耕すか、耕さないか?

『なんちゃら栽培』と名前をつけるのがそもそも好きではない。という話はまた今度にします。『有機栽培』と『自然栽培』の間にはたくさんのチェックポイントがありますが、一つの大きなポイントとして、耕すか、耕さないかというのがあると思います。(脱線しますが、「農」という文字には耕すという意味が含まれていそうなので、「不耕起の自然農法です!!」と宣伝するのは危険だと思っています)

私は耕します。それを決めた一番の理由は、江戸時代以前も耕していたから。人力と家畜に頼るしかなかった江戸時代以前に、もし耕さない栽培法のほうがいいなら、耕すという文化は残らなかったはずだからです。そして、江戸時代以前に、自然は破壊されたでしょうか?耕したくらいでは、自然は勝手に再生しますよね?

あと考えなくてはならないのは洪水です。昔は洪水が頻繁に起きていたはずです。洪水までいかなくても、冠水レベルならしょっちゅうでしょう。そしてそのたびに農地は勝手に耕されました。耕されるどころか、そもそも元あったものがどれだけのこってるの?というレベル。外部からの投入物問題というのも自然栽培でてきますが、洪水が起きたら投入物とかそういうレベルではないでしょう?何を細かいことをちまちまと氣にしているのか?
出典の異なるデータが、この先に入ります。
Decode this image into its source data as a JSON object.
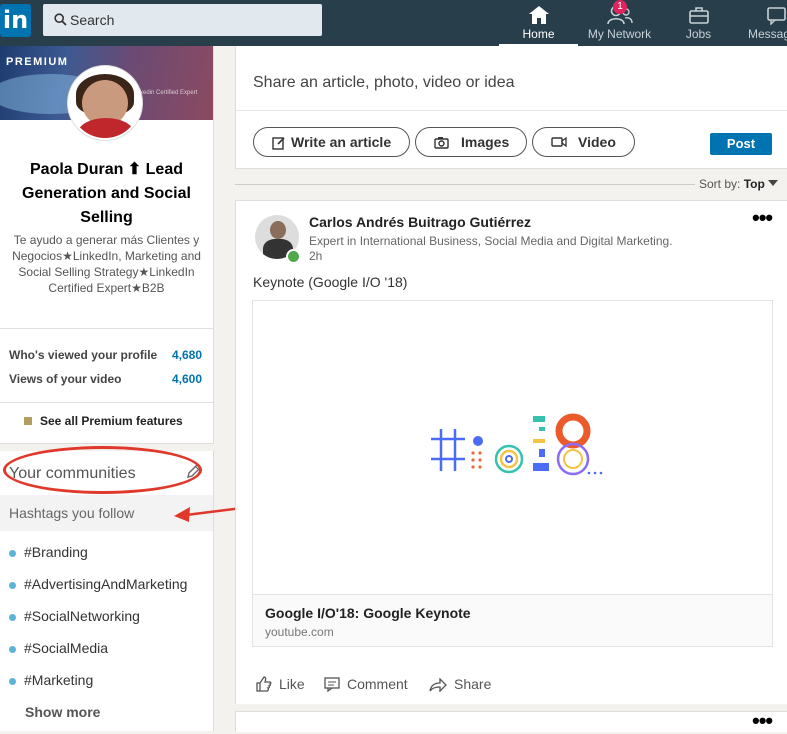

ということで、自然に対しては耕すこと自体は害はないと、言い切ってしまいます!(どーん)。もしかすると不耕起で根っこや微生物たっぷり土壌のほうが、人の体によりエネルギーを与えてくれる作物が採れる可能性はありますけど、私は自然栽培の作物はそんなに食べる機会ありませんが、叶園でとれる野菜でも、かなりパワーもらえますからね。農業を始めたばかりのころに、年3回入院したほどぼろぼろだった私の體も、いまはしっかり癒してもらいましたので、人體にとっても十分だと思うのです。

ただ、トラクターの問題は、トラクター自体を生産するにあたっての環境負荷と、石油を使ってしまうところと、そのた交換部品、メンテ資材生産の環境負荷というのはありますよね。それは技術進化でなんとかなると思っているのですが、どうでしょう?

あと耕し方と、耕す頻度の問題というのもありますね。草一本生えていない砂漠のような畑でないと、田舎では周囲からにらまれる、という現象がおきます。あれはおかしい。耕した回数だけ生物は死ぬでしょうし、土も乾燥して、微生物を保持できなくなるでしょう。だから節度を知って、調和を保てる耕し方、というのはあると思います。そこがあまりにもひどすぎるから、耕す=環境負荷がある、というイメージになって、不耕起=至高のようなイメージになるのでしょう。

何事も節度だと思います。真理を知ったときに自分を赦せる範囲で。